Cuban dictatorship’s new repressive tactic of ‘indiscriminate arrests’ denounced at UN by Prisoners Defenders

21st century Don Quixote and his ‘giant”

From our Bureau of Socialist Tolerance, Compassion, and Social Justice

We all know the United Nations won’t lift a finger to help Cuban political prisoners but human rights organizations keep denouncing Castro, Inc. constantly. These folks never seem to grow weary. God bless them. But the sad truth is that all of their denunciations fall on deaf ears. Keep charging at that giant windmill, folks. Please don’t stop. Your gestures might not have immediate results, but historians in the future might be able to expose the criminality of Castro, Inc. through the records left behind by your efforts.

From 14yMedio via Translating Cuba

Human rights organizations Prisoners Defenders (PD) and Consorcio Justicia denounced to the United Nations a “scandalous repressive escalation this quarter against peaceful demonstrators” throughout Cuba. In a report published this Friday, they point out that between October and November, there have been at least 216 people arrested in the country in an “indiscriminate and arbitrary” manner.

The document presented to the international organization indicates that the freedoms of association, assembly and demonstration on the Island are prohibited by a legal framework that runs through the Constitution, the Criminal Code and the Law of Associations to “multiple legislative rules” that “criminally make it impossible to exercise the least of these rights.”

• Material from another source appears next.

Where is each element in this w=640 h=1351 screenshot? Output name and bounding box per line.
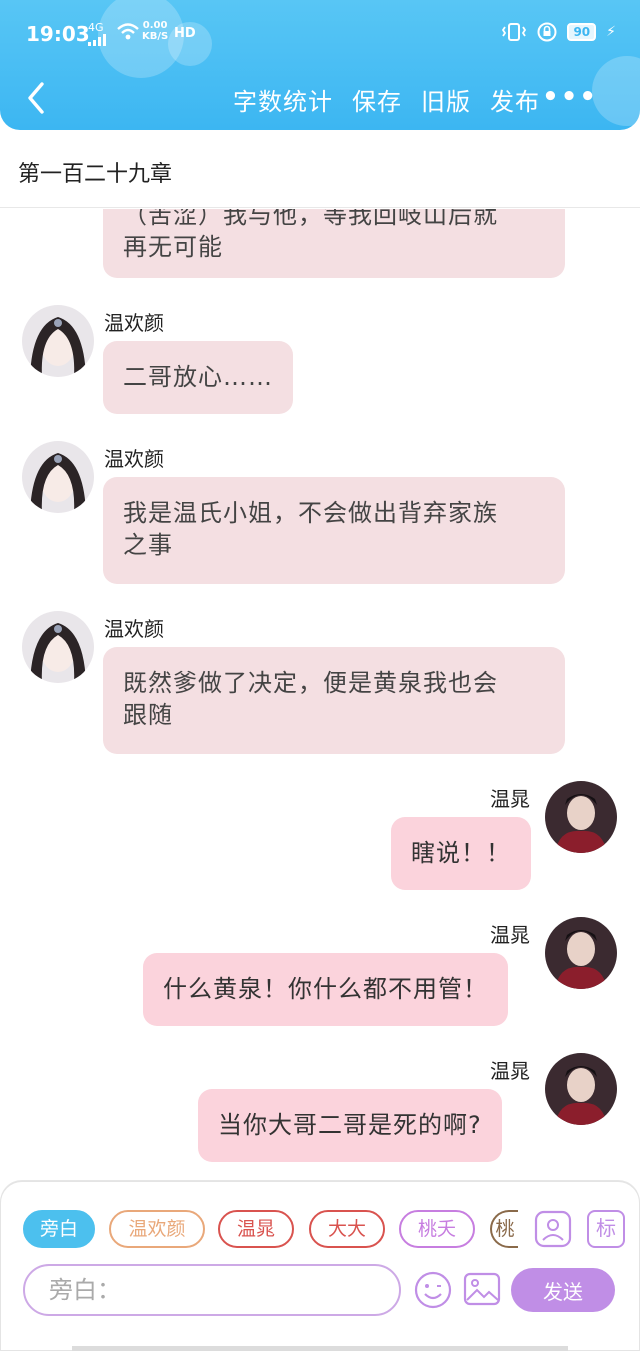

Presented before the Mandate of the UN Special Rapporteur on the rights to freedom of peaceful assembly and association, the complaint highlights how the Constitution itself, far from guaranteeing freedoms, “acts as a blank law* (a legal concept that subjects one rule to another leaving arbitrariness open), where it subjects these alleged rights to lower norms that proscribe them, and where there is no court of constitutional protection for legal norms that, flagrantly, contradict fundamental rights.”

Likewise, it explains that the Law of Associations makes it impossible to “register an association without State approval,” so the Government “is the only entity that has the power to create organizations in the country.” In that way it can control the population while simulating an environment of guaranteed rights for civil society.

There is also a “remarkable absence of freedoms for political association, in a Cuba where, by law, only the Communist Party can exist,” the text adds.

This regulation, the report emphasizes, has made it possible to suppress any attempt at mobilization that, in turn, has skyrocketed in recent months due to prolonged blackouts and shortages of all kinds.

Between October and November, PD registered 48 new political prisoners, 34 (71%) of whom belong to the civilian population, with no known affiliation or political activism. In the complaint, the organization says that the criminal proceedings against these people are “fabricated.” In most cases, they are accused of public disorder: 18 in Villa Clara, five in Santiago de Cuba, three each in Ciego de Ávila, Granma and Camagüey, and one each in Pinar del Río and Sancti Spíritus.

PD also points out that there are currently 1,153 political prisoners in the country, and since the nationwide protests on 11 July 2021, more than 1,790 innocent people have suffered political or conscientious imprisonment on the Island.

It also indicates that among the political prisoners there are 650 with serious medical pathologies and 70 who suffer from serious mental health disorders, without access to adequate medical and psychiatric care.